Well, that depends on what measure you use.
According to the World Economic Forum's World Competitiveness Report, yes: it is China with a GDP of 5878 billion USD, of which manufacturing contributed 1999billion, making it indeed the largest manufacturer (the US came second, with manufacturing contributing USD1906 billion - that was 13% of the US's GDP, which remains by far the largest in the world at USD14,658billion).
However, if you look not at the brute numbers but at manufacturing per capita, then tiny Switzerland is the most industrialised country in the world!
Swiss manufacturing output comes in USD12,400 per
capita - eight times as much as the Chinese and twice as much as the
Americans.
Switzerland comes in at a not bad 19thin the world even in terms of the overall value of its manufacturing, with manufacturing output at USD100 billion.

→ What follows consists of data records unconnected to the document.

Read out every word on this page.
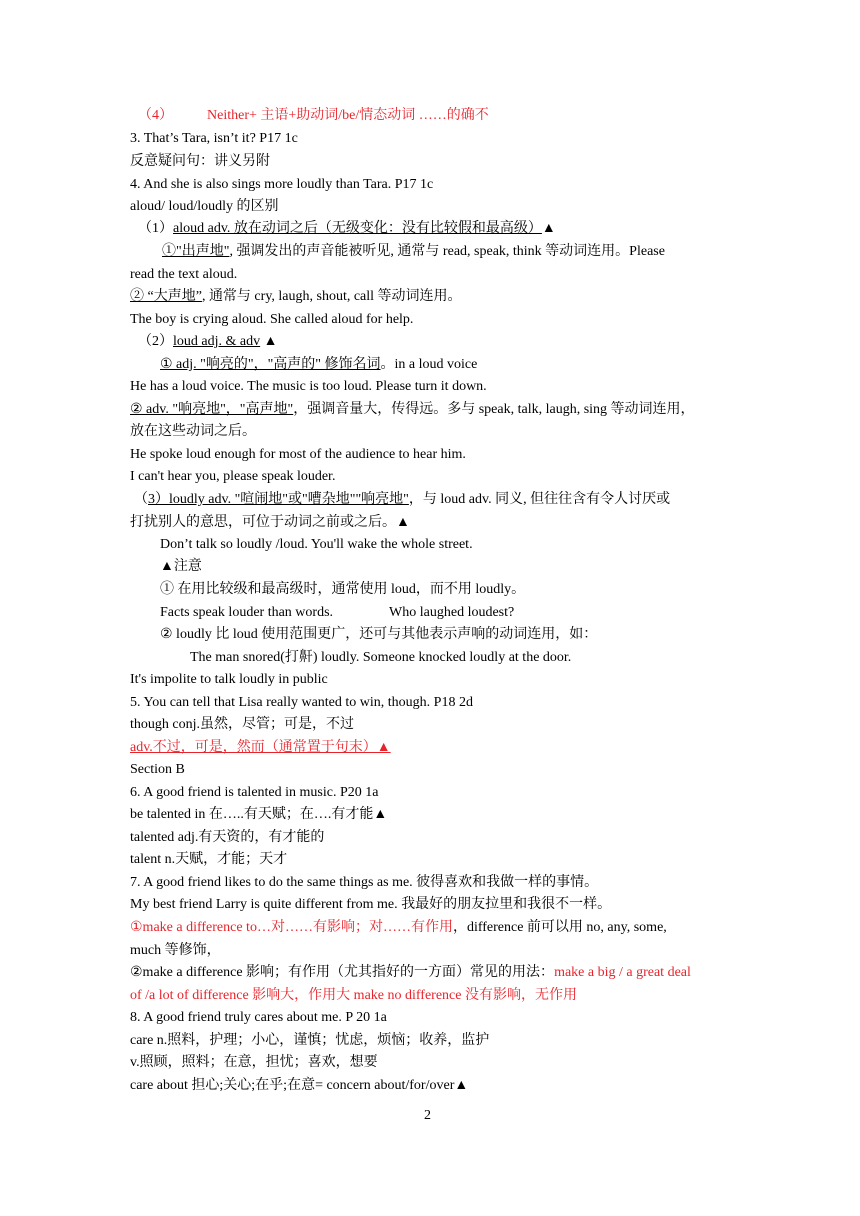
（4） Neither+ 主语+助动词/be/情态动词 ……的确不
3. That’s Tara, isn’t it? P17 1c
反意疑问句：讲义另附
4. And she is also sings more loudly than Tara. P17 1c
aloud/ loud/loudly 的区别
（1）aloud adv. 放在动词之后（无级变化：没有比较假和最高级）▲
①"出声地", 强调发出的声音能被听见, 通常与 read, speak, think 等动词连用。Please
read the text aloud.
② “大声地”, 通常与 cry, laugh, shout, call 等动词连用。
The boy is crying aloud. She called aloud for help.
（2）loud adj. & adv ▲
① adj. "响亮的"，"高声的" 修饰名词。in a loud voice
He has a loud voice. The music is too loud. Please turn it down.
② adv. "响亮地"，"高声地"，强调音量大，传得远。多与 speak, talk, laugh, sing 等动词连用，
放在这些动词之后。
He spoke loud enough for most of the audience to hear him.
I can't hear you, please speak louder.
（3）loudly adv. "喧闹地"或"嘈杂地""响亮地"，与 loud adv. 同义, 但往往含有令人讨厌或
打扰别人的意思，可位于动词之前或之后。▲
Don’t talk so loudly /loud. You'll wake the whole street.
▲注意
① 在用比较级和最高级时，通常使用 loud，而不用 loudly。
Facts speak louder than words.	Who laughed loudest?
② loudly 比 loud 使用范围更广，还可与其他表示声响的动词连用，如：
The man snored(打鼾) loudly. Someone knocked loudly at the door.
It's impolite to talk loudly in public
5. You can tell that Lisa really wanted to win, though. P18 2d
though conj.虽然，尽管；可是，不过
adv.不过，可是，然而（通常置于句末）▲
Section B
6. A good friend is talented in music. P20 1a
be talented in 在…..有天赋；在….有才能▲
talented adj.有天资的，有才能的
talent n.天赋，才能；天才
7. A good friend likes to do the same things as me. 彼得喜欢和我做一样的事情。
My best friend Larry is quite different from me. 我最好的朋友拉里和我很不一样。
①make a difference to…对……有影响；对……有作用，difference 前可以用 no, any, some,
much 等修饰，
②make a difference 影响；有作用（尤其指好的一方面）常见的用法：make a big / a great deal
of /a lot of difference 影响大，作用大 make no difference 没有影响，无作用
8. A good friend truly cares about me. P 20 1a
care n.照料，护理；小心，谨慎；忧虑，烦恼；收养，监护
v.照顾，照料；在意，担忧；喜欢，想要
care about 担心;关心;在乎;在意= concern about/for/over▲
2
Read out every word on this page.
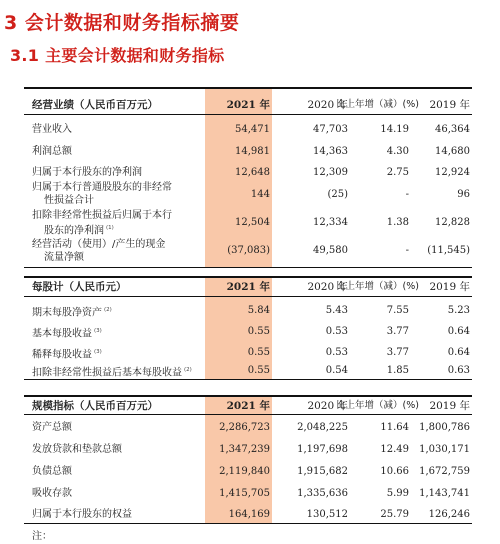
3 会计数据和财务指标摘要
3.1 主要会计数据和财务指标
经营业绩（人民币百万元）	2021 年	2020 年
比上年增（减）(%) 2019 年
营业收入	54,471	47,703	14.19	46,364
利润总额	14,981	14,363	4.30	14,680
归属于本行股东的净利润	12,648	12,309	2.75	12,924
归属于本行普通股股东的非经常
性损益合计
144	(25)	-	96
扣除非经常性损益后归属于本行
股东的净利润 $^{(1)}$	12,504	12,334	1.38	12,828
经营活动（使用）/产生的现金
流量净额
(37,083)	49,580	-	(11,545)
每股计（人民币元）	2021 年	2020 年
比上年增（减）(%) 2019 年
期末每股净资产 $^{(2)}$	5.84	5.43	7.55	5.23
基本每股收益 $^{(3)}$	0.55	0.53	3.77	0.64
稀释每股收益 $^{(3)}$	0.55	0.53	3.77	0.64
扣除非经常性损益后基本每股收益 $^{(2)}$	0.55	0.54	1.85	0.63
规模指标（人民币百万元）	2021 年	2020 年
比上年增（减）(%) 2019 年
资产总额	2,286,723	2,048,225	11.64	1,800,786
发放贷款和垫款总额	1,347,239	1,197,698	12.49	1,030,171
负债总额	2,119,840	1,915,682	10.66	1,672,759
吸收存款	1,415,705	1,335,636	5.99	1,143,741
归属于本行股东的权益	164,169	130,512	25.79	126,246
注：
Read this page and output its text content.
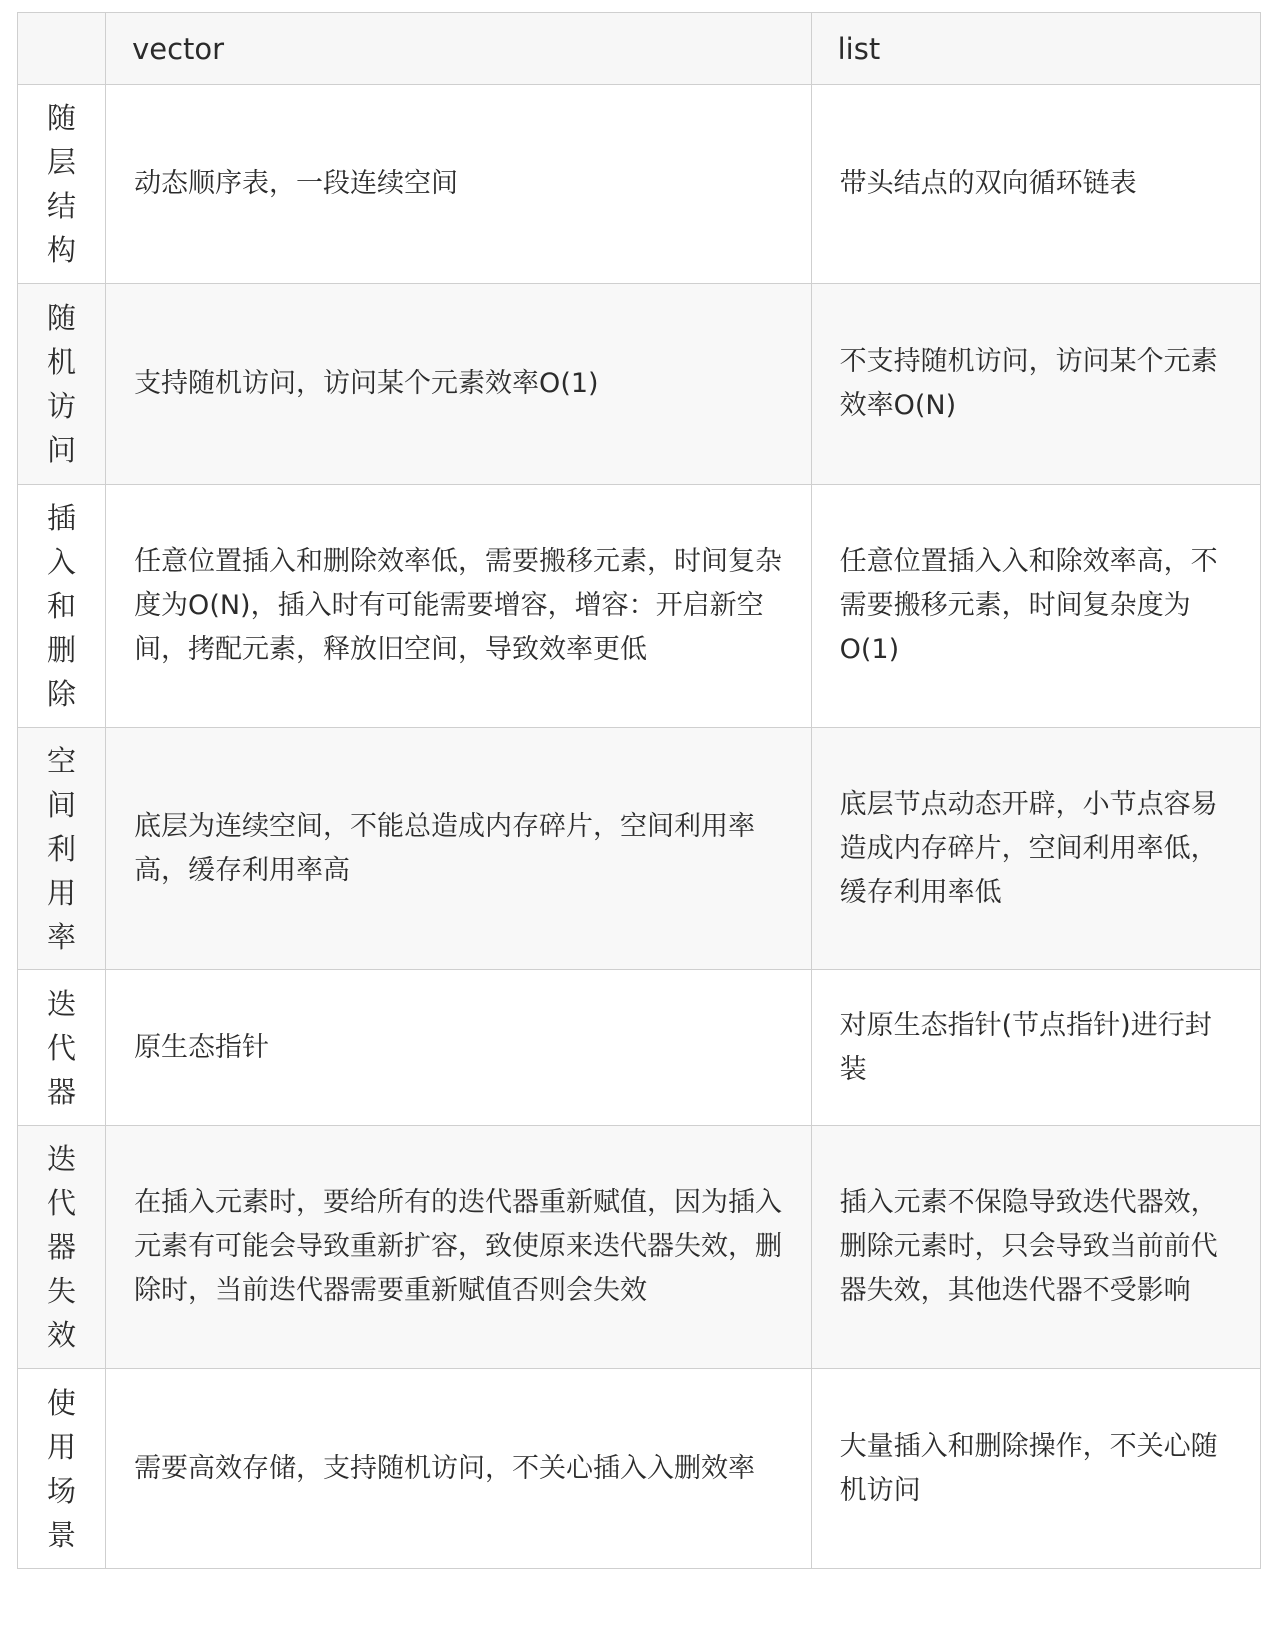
	vector	list
随层结构	动态顺序表，一段连续空间	带头结点的双向循环链表
随机访问	支持随机访问，访问某个元素效率O(1)	不支持随机访问，访问某个元素效率O(N)
插入和删除	任意位置插入和删除效率低，需要搬移元素，时间复杂度为O(N)，插入时有可能需要增容，增容：开启新空间，拷配元素，释放旧空间，导致效率更低	任意位置插入入和除效率高，不需要搬移元素，时间复杂度为O(1)
空间利用率	底层为连续空间，不能总造成内存碎片，空间利用率高，缓存利用率高	底层节点动态开辟，小节点容易造成内存碎片，空间利用率低，缓存利用率低
迭代器	原生态指针	对原生态指针(节点指针)进行封装
迭代器失效	在插入元素时，要给所有的迭代器重新赋值，因为插入元素有可能会导致重新扩容，致使原来迭代器失效，删除时，当前迭代器需要重新赋值否则会失效	插入元素不保隐导致迭代器效，删除元素时，只会导致当前前代器失效，其他迭代器不受影响
使用场景	需要高效存储，支持随机访问，不关心插入入删效率	大量插入和删除操作，不关心随机访问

That's after 40 years of decline in its factory floorspace, and notwithstanding the extremely strong Swiss Franc which threatens Swiss exports, and because of which the Swiss National Bank has had to intervene in markets to try to systematically REDUCE the value of its currency!
The second most industrialised nation on a per capita basis is Japan ($8600), third is Singapore ($8500), and even supposedly de-industrialised Britain produced USD4000 per capita - almost three times the Chinese, whose 1.3 billion people produced only $1500 per capita.
For the other leading industrial nations, Germans produced USD 7700 per capita, and the US produced USD6000 per capita - and even that is four times the Chinese.
The facts and figures above are taken from yesterday's edition of the Avenir Suisse newsletter, which is in German.
Whether we really need all this manufacture for the future, or even right now, is a different question.